In The Rosemary Tree the characters won’t confront bullying for fear of being rude and unchristian and in The Cathedral Brandon’s daughter abandons her future out of a sense of family duty to her bullying father.
Perhaps the most common theme in the books I read was religious teaching on sexual morality – particularly sex before marriage and female sexual morality. This theme was central to the plot in Miss Mole, The Vicar’s Daughter, and Compton McKenzie’s Carnival. At the end of Carnival, Trewllha, who believes his wife has been unfaithful, kills her. “You witch,” He cried. “How have ‘ee the heart to make me so mad? But I deserve it. Oh God Almighty, I deserve it. I that went a-whoring away from my own country… I took a bride from the Moabites,” he moaned. “I forsook Thy paths, O Lord and went lusting after the heathen.”
Sexual morality is also an important theme in The Rosemary Tree and The Cathedral. Michael Arlen’s Young Men in Love (1927) has very little about religion or the church in, but sexual morality is central to the plot. Attitudes to sex before marriage and even infidelity have changed such a lot in the last 60 years that their huge significance in these novels may seem anachronistic these days.

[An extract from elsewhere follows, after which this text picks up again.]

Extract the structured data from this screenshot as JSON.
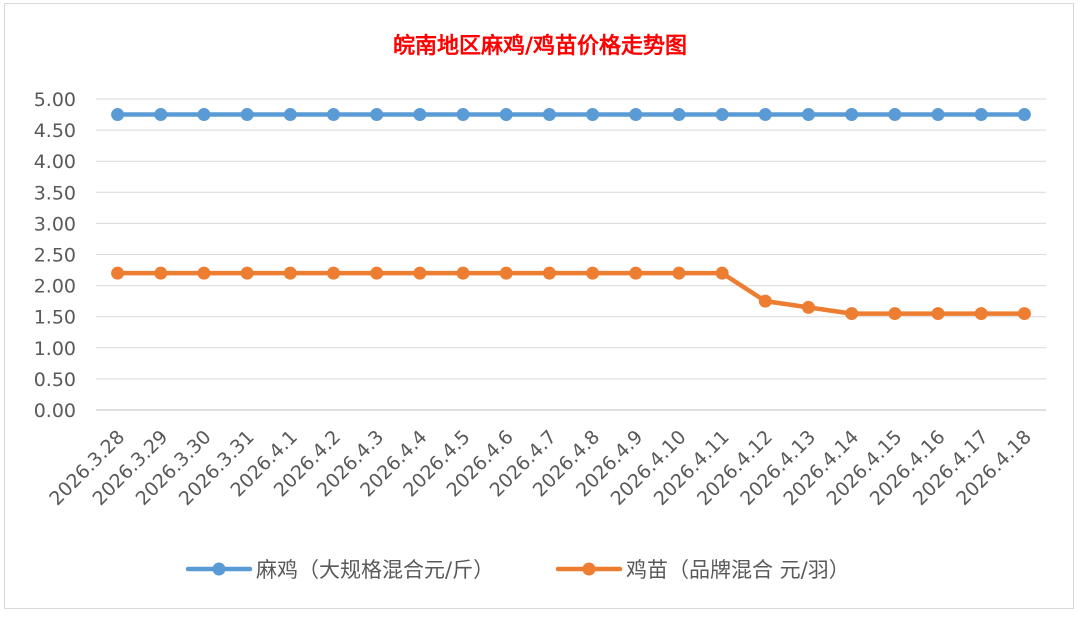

Of course some novels from the first half of the 20th Century and before, set in and around the church are still enjoyed today – Trollope for example or many of Barbara Pym’s novels. But Trollope and Pym’s stories transcend the times and cultures they are set in and have something to say about the human condition that still has resonance with today so remain popular. With some of the middlebrow novels, whilst they had a lot to say to their contemporary readers don’t have lasting relevance.
Nevertheless, for those of us interested in how society has changed in the twentieth century, these middlebrow novels provide a fascinating insight into how our world was changing as conventional morality and beliefs, including the role of women were challenged.